The first course of the specialization is to orient you on the definition of a Data Scientist proposed by the 3 instructors (Brian Caffo, Jeff Leek and Roger Peng). Further information on there general philosophys can be found on their personal websites and a repository found here. The objectives for the Data Scientist's Toolbox were to set expectations for the Coursera Specialization and to gain familiarity with GitHub and Rmarkdown.
The course in R Programming involved familiarizing you with R and RStudio. This course involved two minor programming assignments to demonstrate R programming. My primary files for the course can be round here. The second programming assignment is part of a fork and can be found here.
The course in Getting and Cleaning Data involves learning methods to generate "tidy" datasets. The exercises involving this course can be found here.
The course in Exploratory Data Analysis gives an overview of the basic R plot function, the lattice package and ggplot.
The course in Reproducible Research and introduces the use of Rpubs. My Rpubs report for this class can be found here.
The course in Statistical Inference gave a brief overview of statisitics's and their corresponding assumptions. This course was graded using quizzes.
The course in Regression Models gave an overview of possible statistical models for various analysis. My course project can be found here
The course in Practical Machine Learning provided an overview in how to design machine learning experiments and demonstrated the capabilities of the caret package in R. My associated project for this course can be found here.

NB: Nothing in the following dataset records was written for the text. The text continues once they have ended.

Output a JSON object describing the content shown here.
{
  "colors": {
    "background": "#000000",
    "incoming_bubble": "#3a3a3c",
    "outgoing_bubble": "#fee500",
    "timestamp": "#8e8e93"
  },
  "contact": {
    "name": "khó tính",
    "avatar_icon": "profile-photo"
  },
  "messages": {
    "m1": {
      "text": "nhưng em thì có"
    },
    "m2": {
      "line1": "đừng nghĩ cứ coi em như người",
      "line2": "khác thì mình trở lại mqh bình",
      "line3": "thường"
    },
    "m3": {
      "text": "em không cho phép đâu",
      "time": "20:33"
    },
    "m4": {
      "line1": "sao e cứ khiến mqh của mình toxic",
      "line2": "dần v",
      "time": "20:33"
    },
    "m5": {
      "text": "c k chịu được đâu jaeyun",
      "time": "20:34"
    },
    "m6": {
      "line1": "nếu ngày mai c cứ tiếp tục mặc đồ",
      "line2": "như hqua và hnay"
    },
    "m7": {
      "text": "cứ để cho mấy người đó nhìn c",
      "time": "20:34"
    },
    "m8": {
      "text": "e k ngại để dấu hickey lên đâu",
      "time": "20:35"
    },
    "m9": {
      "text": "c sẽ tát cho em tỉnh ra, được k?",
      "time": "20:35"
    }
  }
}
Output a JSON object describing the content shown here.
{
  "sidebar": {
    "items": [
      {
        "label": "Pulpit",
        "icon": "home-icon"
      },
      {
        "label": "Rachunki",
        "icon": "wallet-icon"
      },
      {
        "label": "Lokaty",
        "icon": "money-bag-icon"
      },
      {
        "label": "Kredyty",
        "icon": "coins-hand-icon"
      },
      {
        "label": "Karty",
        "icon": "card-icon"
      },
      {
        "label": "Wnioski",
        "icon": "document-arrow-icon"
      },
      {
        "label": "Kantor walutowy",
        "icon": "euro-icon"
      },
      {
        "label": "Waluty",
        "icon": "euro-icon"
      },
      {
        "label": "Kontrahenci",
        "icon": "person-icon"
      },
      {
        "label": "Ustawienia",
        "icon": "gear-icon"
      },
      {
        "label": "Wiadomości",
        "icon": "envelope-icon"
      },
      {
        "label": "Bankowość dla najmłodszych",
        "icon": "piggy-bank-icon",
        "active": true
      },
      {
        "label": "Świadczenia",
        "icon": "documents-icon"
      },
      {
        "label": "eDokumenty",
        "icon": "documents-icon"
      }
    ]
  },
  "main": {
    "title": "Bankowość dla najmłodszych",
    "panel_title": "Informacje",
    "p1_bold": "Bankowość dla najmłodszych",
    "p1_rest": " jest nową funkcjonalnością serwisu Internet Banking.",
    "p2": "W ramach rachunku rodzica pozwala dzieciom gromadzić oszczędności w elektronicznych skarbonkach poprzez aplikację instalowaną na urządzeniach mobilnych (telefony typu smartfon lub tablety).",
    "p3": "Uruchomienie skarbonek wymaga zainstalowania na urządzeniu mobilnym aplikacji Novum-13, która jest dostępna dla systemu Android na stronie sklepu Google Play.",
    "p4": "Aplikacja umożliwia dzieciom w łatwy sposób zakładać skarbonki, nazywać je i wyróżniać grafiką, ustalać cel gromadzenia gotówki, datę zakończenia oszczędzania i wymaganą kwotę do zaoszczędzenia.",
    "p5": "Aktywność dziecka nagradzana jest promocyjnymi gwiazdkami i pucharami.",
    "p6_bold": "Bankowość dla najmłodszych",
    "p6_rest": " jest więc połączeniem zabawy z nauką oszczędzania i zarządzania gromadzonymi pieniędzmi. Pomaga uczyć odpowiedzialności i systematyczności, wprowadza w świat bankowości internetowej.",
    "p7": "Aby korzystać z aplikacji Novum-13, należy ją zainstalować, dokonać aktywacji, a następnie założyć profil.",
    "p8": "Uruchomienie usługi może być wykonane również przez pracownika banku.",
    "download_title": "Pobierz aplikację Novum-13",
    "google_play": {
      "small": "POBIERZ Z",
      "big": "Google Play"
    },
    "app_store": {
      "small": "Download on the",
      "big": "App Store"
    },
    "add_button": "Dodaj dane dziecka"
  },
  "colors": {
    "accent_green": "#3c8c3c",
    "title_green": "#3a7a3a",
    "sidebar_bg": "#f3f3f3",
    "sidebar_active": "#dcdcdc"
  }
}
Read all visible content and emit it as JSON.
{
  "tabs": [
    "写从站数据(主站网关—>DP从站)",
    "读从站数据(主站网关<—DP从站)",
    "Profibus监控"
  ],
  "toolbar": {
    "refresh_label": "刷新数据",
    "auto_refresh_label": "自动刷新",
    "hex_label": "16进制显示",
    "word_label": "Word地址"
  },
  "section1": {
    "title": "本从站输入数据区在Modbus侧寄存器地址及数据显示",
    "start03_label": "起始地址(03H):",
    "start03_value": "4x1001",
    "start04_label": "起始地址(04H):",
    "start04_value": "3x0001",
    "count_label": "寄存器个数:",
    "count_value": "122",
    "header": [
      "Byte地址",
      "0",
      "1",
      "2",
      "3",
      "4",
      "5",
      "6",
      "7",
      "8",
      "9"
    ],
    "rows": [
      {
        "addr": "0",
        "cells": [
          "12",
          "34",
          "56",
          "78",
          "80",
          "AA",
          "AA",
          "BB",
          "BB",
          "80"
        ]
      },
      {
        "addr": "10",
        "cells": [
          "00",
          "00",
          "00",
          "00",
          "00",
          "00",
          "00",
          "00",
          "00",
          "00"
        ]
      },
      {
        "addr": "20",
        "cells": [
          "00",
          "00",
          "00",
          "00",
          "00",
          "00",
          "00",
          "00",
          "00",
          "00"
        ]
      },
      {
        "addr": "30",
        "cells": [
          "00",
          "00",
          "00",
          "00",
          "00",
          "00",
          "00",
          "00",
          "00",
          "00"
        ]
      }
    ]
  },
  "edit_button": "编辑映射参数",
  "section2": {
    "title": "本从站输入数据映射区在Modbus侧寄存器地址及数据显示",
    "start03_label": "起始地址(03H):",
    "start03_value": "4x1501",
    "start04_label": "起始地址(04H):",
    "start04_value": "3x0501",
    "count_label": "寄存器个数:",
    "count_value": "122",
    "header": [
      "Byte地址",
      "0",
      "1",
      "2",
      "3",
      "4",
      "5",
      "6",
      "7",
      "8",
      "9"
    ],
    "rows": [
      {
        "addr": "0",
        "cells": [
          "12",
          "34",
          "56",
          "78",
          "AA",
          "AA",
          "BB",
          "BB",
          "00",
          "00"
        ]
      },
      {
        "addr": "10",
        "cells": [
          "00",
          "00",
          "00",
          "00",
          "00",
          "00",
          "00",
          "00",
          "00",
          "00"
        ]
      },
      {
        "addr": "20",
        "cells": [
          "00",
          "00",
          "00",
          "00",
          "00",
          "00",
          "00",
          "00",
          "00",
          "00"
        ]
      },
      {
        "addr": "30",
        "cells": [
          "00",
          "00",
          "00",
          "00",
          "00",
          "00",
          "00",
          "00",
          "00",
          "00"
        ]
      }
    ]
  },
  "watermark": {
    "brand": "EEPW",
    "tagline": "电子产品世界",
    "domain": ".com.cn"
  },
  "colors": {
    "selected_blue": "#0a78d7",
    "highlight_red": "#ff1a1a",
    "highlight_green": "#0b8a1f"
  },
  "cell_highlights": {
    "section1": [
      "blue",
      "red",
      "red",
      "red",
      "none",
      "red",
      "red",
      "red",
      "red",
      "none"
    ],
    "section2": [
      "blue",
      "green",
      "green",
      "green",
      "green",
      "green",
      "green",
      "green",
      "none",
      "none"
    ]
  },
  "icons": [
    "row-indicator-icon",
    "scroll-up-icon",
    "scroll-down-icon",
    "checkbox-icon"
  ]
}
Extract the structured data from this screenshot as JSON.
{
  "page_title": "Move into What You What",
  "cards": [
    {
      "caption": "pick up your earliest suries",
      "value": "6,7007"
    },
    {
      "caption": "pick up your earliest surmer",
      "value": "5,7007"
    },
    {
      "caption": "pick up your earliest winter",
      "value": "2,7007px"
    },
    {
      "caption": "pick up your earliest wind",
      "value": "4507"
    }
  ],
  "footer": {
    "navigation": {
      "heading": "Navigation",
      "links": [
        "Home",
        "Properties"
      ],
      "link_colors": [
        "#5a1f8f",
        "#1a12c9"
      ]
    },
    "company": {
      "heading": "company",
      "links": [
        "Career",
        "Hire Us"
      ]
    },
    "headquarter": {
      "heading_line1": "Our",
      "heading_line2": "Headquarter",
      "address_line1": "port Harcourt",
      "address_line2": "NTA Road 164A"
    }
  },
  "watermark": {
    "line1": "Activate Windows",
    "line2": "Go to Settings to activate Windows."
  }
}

The course in Developing Data Products introduces Rpresenter, shiny, and slidify. My final project for this course involved generating a shinyApp with an accompanying presentation. The code for this project can be found here.
The specialization was finished with the Data Science Capstone. This capstone project involved handling a large data set of mined text (~1.5GB) and generating a word prediction application. Along the development of the program was a Milestone Report. The capstone was completed with a final presentation and working application. The corresponding code can be found here.